Reaksi Hare? Dia tidak merasa kritik keras mereka mengganggu kegemarannya.

Agustus 1816. Pemerintahan Sementara Inggris berakhir di Hindia Belanda. Peranan Raffles sebagai Letnan Gubernur-Jenderal Inggris sebagai akibatnya berakhir juga. Bagi Hare secara khusus, masa kelam akan melanda dia.

Untuk sementara, pemerintah Belanda yang kembali mempertahankan Hare pada posnya. Ada masalah-masalah yang lebih penting bagi pemerintah Belanda untuk dipecahkan di Jawa. Baru setahun kemudian (1817), dia diberi penjelasan bahwa dia harus pergi. Hare mula-mula menolak. Tahun 1818, suatu kontingen militer Belanda didatangkan untuk memperjelas padanya bahwa peranannya di Borneo sudah berakhir. Sisa-sisa harta miliknya disita.

5 Januari 1819. Alexander Hare menyingkir ke Jawa Timur bersama harta bendanya yang tidak disita. Hartanya? Terutama, budak-budak wanita yang cantik. Bendanya? Berkarung-karung batangan emas.

Mengapa Hare menetap di Jawa, kedudukan pemerintah pusat Belanda yang kembali? Ada berbagai penjelasan.

Pertama, ada urusan pribadinya yang perlu dibereskan dengan pemerintah Hindia Belanda. Urusan apa? Masalah Tanah Maluka: itu dia kleim sebagai miliknya. Belanda tidak berhak mengambilnya karena  tanah itu sebelumnya dihadiahkan sultan di Borneo kepadanya. Karena itu, dia menuntut Negara Belanda yang sudah mencaplok tanah miliknya membayar ganti rugi berjumlah sangat besar padanya.

Kedua, barangkali karena saudara lelakinya, David, tinggal di Batavia. David bisa menolongnya bila diperlukan.

Ketiga, banyak pegawai Pemerintahan Sementara Inggris dipertahankan di Jawa. Dia berpeluang mengandalkan dukungan mereka dalam konfliknya dengan pejabat-pejabat tinggi pemerintah Belanda.

Keempat, hubungannya yang retak dengan Raffles mendorongnya tinggal di pinggiran Batavia. Semasa pemerintahan Inggris, Raffles menyebut Alexander Hare seorang lelaki dengan kecerdasan yang tinggi. Tapi hubungan mereka kemudian retak. Akhirnya, Hare pergi ke Batavia dan membeli dua rumah besar di selatan kota itu. Rumah pertama disebut Pangilan dan yang kedua disebut Kampung Cinta.
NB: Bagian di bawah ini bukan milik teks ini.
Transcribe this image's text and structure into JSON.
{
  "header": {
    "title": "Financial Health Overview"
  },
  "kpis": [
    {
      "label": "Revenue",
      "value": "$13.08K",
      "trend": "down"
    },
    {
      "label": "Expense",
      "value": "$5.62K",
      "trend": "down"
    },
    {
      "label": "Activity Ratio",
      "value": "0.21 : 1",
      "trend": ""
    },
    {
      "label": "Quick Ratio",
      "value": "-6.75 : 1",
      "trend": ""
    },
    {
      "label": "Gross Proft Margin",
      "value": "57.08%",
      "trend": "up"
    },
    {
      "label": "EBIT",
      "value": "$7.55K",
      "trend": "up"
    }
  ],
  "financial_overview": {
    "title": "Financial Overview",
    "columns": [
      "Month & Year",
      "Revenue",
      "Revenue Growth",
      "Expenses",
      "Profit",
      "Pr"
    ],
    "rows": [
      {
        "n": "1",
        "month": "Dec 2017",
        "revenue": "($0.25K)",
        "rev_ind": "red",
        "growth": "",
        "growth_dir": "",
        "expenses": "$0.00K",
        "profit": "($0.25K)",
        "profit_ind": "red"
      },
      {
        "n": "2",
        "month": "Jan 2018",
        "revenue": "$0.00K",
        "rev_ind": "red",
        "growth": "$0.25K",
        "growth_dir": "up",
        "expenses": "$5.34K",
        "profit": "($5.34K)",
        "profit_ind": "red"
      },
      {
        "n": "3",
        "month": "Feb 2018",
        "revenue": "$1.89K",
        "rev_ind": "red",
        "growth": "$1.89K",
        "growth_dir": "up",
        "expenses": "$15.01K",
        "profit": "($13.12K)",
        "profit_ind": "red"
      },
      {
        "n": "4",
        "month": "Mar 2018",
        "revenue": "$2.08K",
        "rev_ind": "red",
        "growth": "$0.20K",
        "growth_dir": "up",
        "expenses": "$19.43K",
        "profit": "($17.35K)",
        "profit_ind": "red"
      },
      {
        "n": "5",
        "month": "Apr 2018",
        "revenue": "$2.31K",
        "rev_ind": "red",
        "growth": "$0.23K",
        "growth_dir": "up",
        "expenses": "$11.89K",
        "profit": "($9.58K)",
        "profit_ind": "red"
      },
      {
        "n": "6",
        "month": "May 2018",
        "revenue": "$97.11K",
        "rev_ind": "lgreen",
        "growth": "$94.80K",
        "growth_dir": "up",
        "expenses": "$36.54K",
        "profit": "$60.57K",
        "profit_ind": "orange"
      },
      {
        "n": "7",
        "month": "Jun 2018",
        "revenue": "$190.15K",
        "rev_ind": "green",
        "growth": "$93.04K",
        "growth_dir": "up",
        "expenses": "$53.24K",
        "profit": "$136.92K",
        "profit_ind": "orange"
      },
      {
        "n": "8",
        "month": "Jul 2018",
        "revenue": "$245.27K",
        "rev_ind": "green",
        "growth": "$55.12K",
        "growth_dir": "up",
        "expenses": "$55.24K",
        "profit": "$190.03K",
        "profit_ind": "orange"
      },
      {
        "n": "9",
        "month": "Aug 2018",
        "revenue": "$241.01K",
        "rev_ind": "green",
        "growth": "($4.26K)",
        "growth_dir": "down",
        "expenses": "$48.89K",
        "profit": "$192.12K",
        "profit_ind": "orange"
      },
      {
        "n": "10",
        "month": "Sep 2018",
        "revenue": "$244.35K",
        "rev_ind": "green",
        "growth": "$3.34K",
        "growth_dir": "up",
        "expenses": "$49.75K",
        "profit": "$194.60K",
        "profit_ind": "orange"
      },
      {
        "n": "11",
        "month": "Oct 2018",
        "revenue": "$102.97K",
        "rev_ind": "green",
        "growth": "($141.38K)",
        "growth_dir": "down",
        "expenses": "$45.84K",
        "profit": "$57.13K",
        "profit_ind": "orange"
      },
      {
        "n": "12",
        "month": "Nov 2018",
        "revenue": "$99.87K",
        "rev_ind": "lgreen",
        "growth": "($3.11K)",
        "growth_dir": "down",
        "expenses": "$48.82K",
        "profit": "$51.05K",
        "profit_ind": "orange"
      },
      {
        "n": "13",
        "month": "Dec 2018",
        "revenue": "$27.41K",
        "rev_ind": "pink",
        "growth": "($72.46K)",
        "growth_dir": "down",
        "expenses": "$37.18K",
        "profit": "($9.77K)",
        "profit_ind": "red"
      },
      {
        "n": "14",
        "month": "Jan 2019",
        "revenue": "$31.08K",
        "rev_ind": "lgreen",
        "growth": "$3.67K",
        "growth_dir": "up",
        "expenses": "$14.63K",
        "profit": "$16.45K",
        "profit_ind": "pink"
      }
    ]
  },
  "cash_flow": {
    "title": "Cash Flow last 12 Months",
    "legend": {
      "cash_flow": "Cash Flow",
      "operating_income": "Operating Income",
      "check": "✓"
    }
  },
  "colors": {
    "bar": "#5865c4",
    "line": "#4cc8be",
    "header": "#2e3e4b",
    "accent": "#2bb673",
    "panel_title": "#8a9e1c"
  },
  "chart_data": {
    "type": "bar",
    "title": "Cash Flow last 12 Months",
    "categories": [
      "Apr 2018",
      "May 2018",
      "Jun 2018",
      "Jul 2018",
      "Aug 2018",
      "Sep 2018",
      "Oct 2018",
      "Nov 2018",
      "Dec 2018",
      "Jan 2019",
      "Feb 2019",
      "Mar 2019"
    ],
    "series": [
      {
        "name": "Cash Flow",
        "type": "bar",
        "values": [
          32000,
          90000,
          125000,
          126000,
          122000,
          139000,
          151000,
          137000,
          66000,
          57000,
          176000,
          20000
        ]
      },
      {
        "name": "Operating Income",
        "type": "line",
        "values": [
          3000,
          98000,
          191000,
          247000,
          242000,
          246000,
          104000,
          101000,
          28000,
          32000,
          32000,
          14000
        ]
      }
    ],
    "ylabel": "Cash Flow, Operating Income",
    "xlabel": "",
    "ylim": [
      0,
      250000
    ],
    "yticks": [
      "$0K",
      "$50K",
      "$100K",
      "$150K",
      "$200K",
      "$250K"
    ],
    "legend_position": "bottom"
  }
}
Diduga, dia tinggal bersama budak-budak wanitanya yang cantik di Kampung Cinta.

Akhirnya, kehidupan di Kampung Cinta diketahui umum. Muncullah keluhan-keluhan tentang nafsu seksual Alexander Hare.

Dia membela diri terhadap keluhan-keluhan itu. Dia menulis kepada pemerintah Batavia bahwa hubungan-hubungan seksualnya dengan budak-budak wanita itu urusan pribadi. Lagipula, mereka cuma budak-budak wanita, orang-orang yang paling tidak dianggap dalam masyarakat kolonial.

Pembelaan diri Hare memecah orang-orang Belanda dalam dua golongan. Kebanyakan orang Belanda waktu itu sepakat secara mendasar dengan dia. Tidak demikian halnya dengan pemerintah pusat yang ingin mendepaknya keluar Hindia Belanda. Pemerintah pusat mencari-cari kesalahan Hare lalu menemukan dalih. Pada tanggal 5 Maret 1819, pemerintah pusat menyatakan Alexander Hare seorang yang tidak disukai dan harus meninggalkan Hindia Belanda secepat-cepatnya.

Dia akhirnya meninggalkan Batavia. Dia berencana menumpang sebuah kapal yang menuju Inggris lewat Tanjung Pengharapan yang Baik di Afrika Selatan.

Ternyata, dia tidak tiba di Inggris tapi di Ampenan, Lombok, dan tinggal di sana selama dua tahun. Di tempat itu, dia diduga menambah jumlah selir-selirnya.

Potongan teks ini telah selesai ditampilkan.